Upstage's NLP Research Recognized at Prestigious EMNLP 2023 Conference
2023/10/23
TWO PAPERS ACCEPTED AT EMNLP 2023, THE HIGHEST AUTHORITY IN UPSTAGE NATURAL LANGUAGE PROCESSING
LAST JUNE, ICML 2023-DMLR ADOPTED 7 PAPERS, THE LARGEST NUMBER AMONG DOMESTIC COMPANIES, FOLLOWED BY A SUCCESSION OF WORLD-CLASS CONFERENCES.
IN JUST 3 YEARS SINCE ESTABLISHMENT, 100 PAPERS IN THE FIELD OF ARTIFICIAL INTELLIGENCE HAVE BEEN PUBLISHED AT HOME AND ABROAD AND PAPERS ACCEPTED INTO THE TOP 7 NLP CONFERENCES.
(Upstage=2023/10/23) Upstage has demonstrated its world-class research capabilities in natural language processing.
Upstage announced its global leadership in AI technology by presenting two papers at EMNLP (Empirical Methods in Natural Language Processing) 2023, the most esteemed academic conference in the field of natural language processing.
EMNLP is a premier academic conference focusing on research related to natural language processing approaches, including AI translation, chatbots, and machine reading comprehension, all based on linguistic data.
Last year's conference received a total of 3,242 papers, with only 715 accepted, resulting in an acceptance rate of 22%. EMNLP 2023, to be held in Singapore from December 6 to December 10, will feature participation from leading AI companies such as Google, Apple, Amazon, and Baidu.
The two accepted papers are outcomes of NLP research related to the Korean language, conducted in collaboration with Professor Lim Hee-seok's research team at Korea University, under the leadership of Chanjun Park, Upstage's Tech Lead.
The first paper, 'KEBAP: Korean Error Explainable Benchmark Dataset for ASR and Post-processing,' introduces a new benchmark dataset for post-processing in Korean speech recognition. It proposes a methodology to evaluate and identify weaknesses in speech recognition models comprehensively.
This paper points out the problems with traditional evaluation methods that do not provide accurate information about the weaknesses of speech recognition models by considering both voice and text level aspects, and improves the explainability of the model by considering voice and text level errors comprehensively.
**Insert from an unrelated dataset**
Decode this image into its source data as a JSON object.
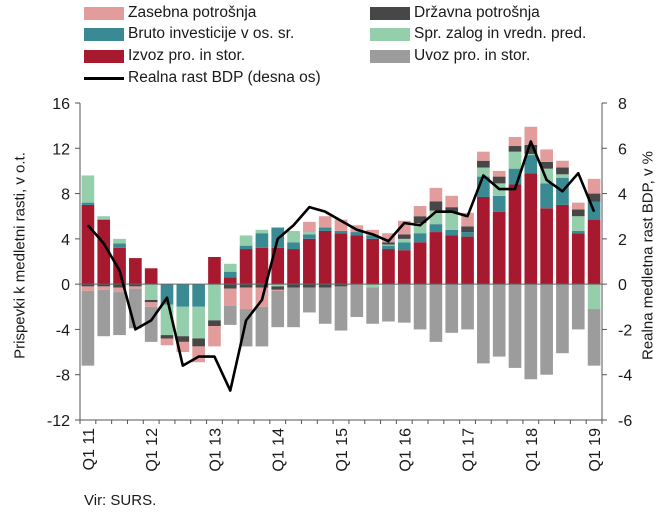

It's research.
Identifying issues with traditional evaluation methods that lack precision in revealing model weaknesses, this research enhances model explainability by considering both voice and text-level errors. The proposed evaluation method, involving 37 voice-level and 13 text-level error types, was applied to commercialized voice recognition systems like Google Cloud and CLOVA.
The second paper, 'CHEF in the Language Kitchen: A Generative Data Augmentation Leveraging Korean Morpheme Ingredients,' suggests a novel data augmentation technique that capitalizes on the unique characteristics of the Korean language.
Unlike English, Korean consists of small units called morphemes, and sentence meanings vary based on morpheme combinations. This paper addresses blind spots in data collection, ensuring that the meaning of a sentence is not altered or rendered unnatural during augmentation.
Through CHEF, a data augmentation methodology grounded in Korean language characteristics, the paper proposes a technique to generate natural sentences by modifying Korean morpheme combinations using a generative language model.
Upstage's performance at EMNLP 2023 marks another success at global academic conferences. In June, Upstage led domestic companies by presenting seven papers at ICML 2023-DMLR, the most prestigious workshop in Data-Centric AI, achieving significant research results within three years of its founding.
Furthermore, Upstage accomplished the remarkable feat of publishing 100 AI papers domestically and internationally and having papers accepted at all of the top seven conferences in the NLP field, according to Google Scholar rankings.
Google Scholar Ranking, an authoritative indicator, assesses papers based on citations, measuring the influence of academic societies. The top seven conferences in the NLP field include ACL, EMNLP, NAACL, TACL, COLING, LREC, and WMT, with Upstage achieving thesis results in all conferences except TACL, classified as a dual journal.
Sung Ki, CEO of Upstage, said, "We are very pleased to contribute research results at various global academic conferences, including EMNLP 2023." He added, "Upstage will continue investing in continuous R&D to make the highest-performing AI more accessible to everyone. We are committed to making it happen."